In the wake of the Orlando massacre, the largest slaughter of Americans by a lone gunman, City Council passed 4-0 a resolution demanding state and federal legislators enact legislation to require comprehensive background checks and ban assault weapons. The resolution also asked the General Assembly to allow Charlottesville to pass its own weapons controls, requests previously made in 2013 and 2015.
Vice-Mayor Wes Bellamy and City Councilor Kristin Szakos wrote the resolution, and after reading it, Szakos said there was strength in such measures across the country.
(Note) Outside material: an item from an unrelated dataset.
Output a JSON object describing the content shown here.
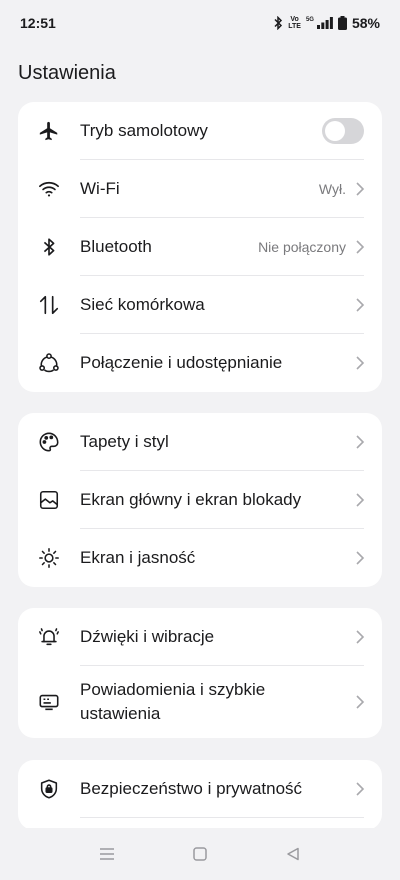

She also said she was “appalled at the nerve of these people, the gun rights advocates, in the wake of these horrific events to claim they’re the ones feeling victimized.”
City Councilor Kathy Galvin, who was not present, sent a statement urging council to delay a vote on the resolution and expressing concern that protocol was not followed and that the resolution could be perceived as “frivolous.”
Szakos said she’d feel differently if Galvin had been sick, but because she chose to go to a conference in Italy, Szakos didn’t believe the business of the city should be delayed.
City Councilor Bob Fenwick said he had read well over 100 e-mails against the resolution, and noted that not one had an alternative to solving this problem, which he called “very disappointing.”
Mayor Mike Signer, who has joined the national coalition of Mayors Against Illegal Guns, said he was a supporter of the Second Amendment, but every amendment in the Constitution requires sensible and constitutional limits. For example, the First Amendment does not allow one to yell “fire” in a crowded theater, and the 1934 National Firearms Act regulated machine guns. And Bellamy said, “We have a moral responsibility to stand up.”
A number of citizens at the meeting did not agree. One noted he had a concealed carry permit and was carrying a weapon. Others challenged the councilors to do their homework and get the gun lingo down.
And Joe Draego, who had earlier objected to Muslim refugees, said none of the councilors had the courage to mention the Orlando shooter was Muslim, a religion whose adherents he called “monstrous maniacs.” When Signer told him defamatory speech was not permitted, Draego lay down in front of the dais and had to be carried out.